My husband has told so much of the tale of his early journalistic days in his Eminent Victorians that I find little to add; but I remember a curious incident in the fine old room at Great Russell Street when George Hake—Dante Gabriel Rossetti’s secretary—came one day, ostensibly “on his own,” to have a talk with him on the series of papers on painters of the day, appearing above the signature of “Ignotus,” but of which the authorship had leaked out.

Joe has told, in Coasting Bohemia, of the rift in his friendship with Rossetti over these articles, and a sad tale it is. Mr. Hake fancied that Rossetti would like to see his friend’s bride, but, alas! he was taking too much on himself, for the visit never came off. But Rossetti was at that time already an invalid and was not to be counted upon.

It must have been some time after this that the French proprietors of that luxurious publication, L’Art, invited Joe to run a London office for its sale, in connection with which he afterwards started an English version—Art and Letters—edited and largely written by himself.

Many funny incidents group themselves around the person of the French proprietor, whose English, though insistently fluent, was of the lamest, and I think Joe sometimes led him on in the expectation of some pleasant malapropism.

“How are you now?” he would ask, when the poor gentleman had “suffered the sea.”

“Only ’alf and ’alf, my friend,” the Frenchman would reply. “But I must back tonight. I make my trunk at four.” And his apt mots on the super-sensitive lady-assistant who “always begin to tear for nothing” and “forgive never man that he ’ave not married her” afforded Joe continual delight.

But a courtlier host than that Frenchman never existed. He would entertain us royally at the old Maison Dorée when we went to Paris though he ate but little himself and always preferred the humbler Café Duval; so little, in fact, was he in accord with most men of his nation upon the food question that, when Joe gave him the usual fish dinner at Greenwich, he was naturally dismayed at the explanation, after several courses had been passed by, of “Mon ami, je ne mange jamais du poisson.”

Art and Letters, though an artistic was not a financial success, but it may have led to the one of his many adventures of which he was perhaps the most proud: the planning and editing, at the request of Messrs. Macmillan, of their beautiful magazine, the English Illustrated.
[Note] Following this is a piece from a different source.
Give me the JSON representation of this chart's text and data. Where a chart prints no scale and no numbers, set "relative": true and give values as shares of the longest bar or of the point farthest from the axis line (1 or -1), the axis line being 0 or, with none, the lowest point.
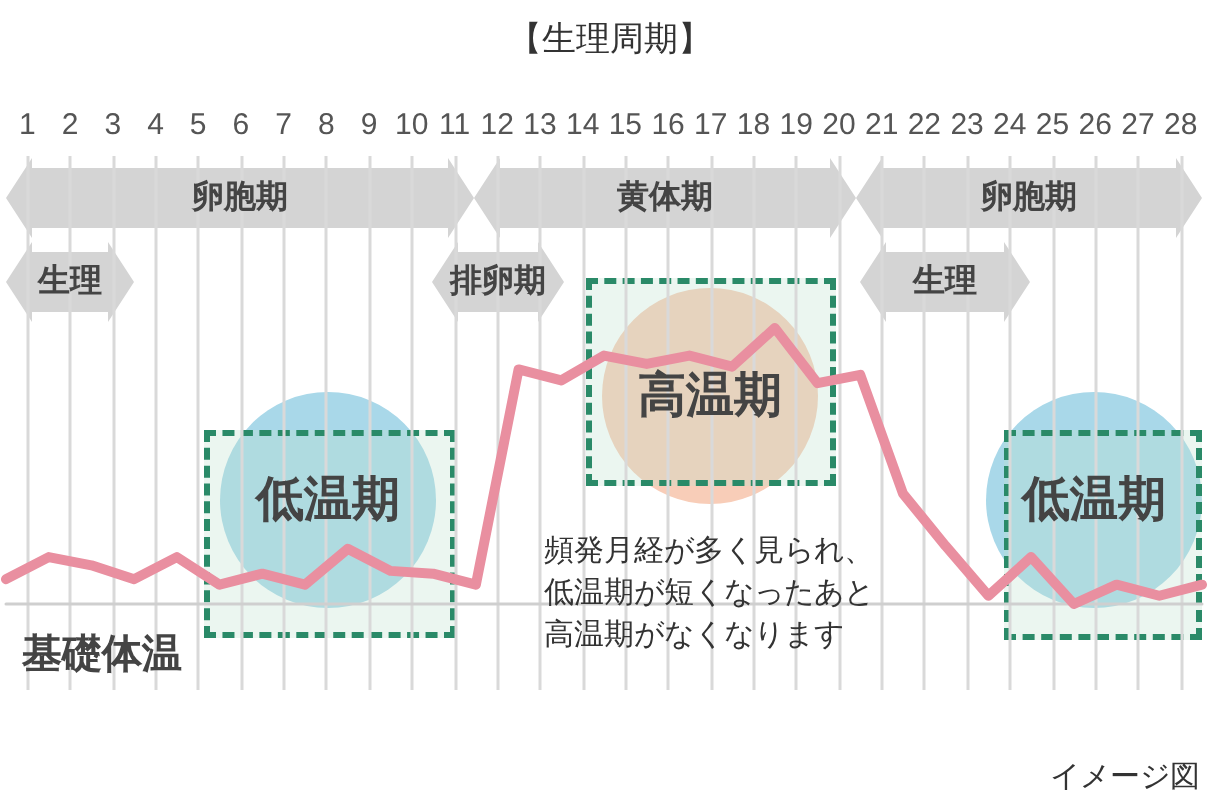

He has spoken so well himself of his pleasant intercourse with the men who worked for him—struggling men in those days but known to fame since—that there is little left for me to record, save to note that among the many tributes from his many friends I prize not least those of his collaborators of that time, with the oft-repeated testimony to his having helped them to the first-rung on the ladder of success.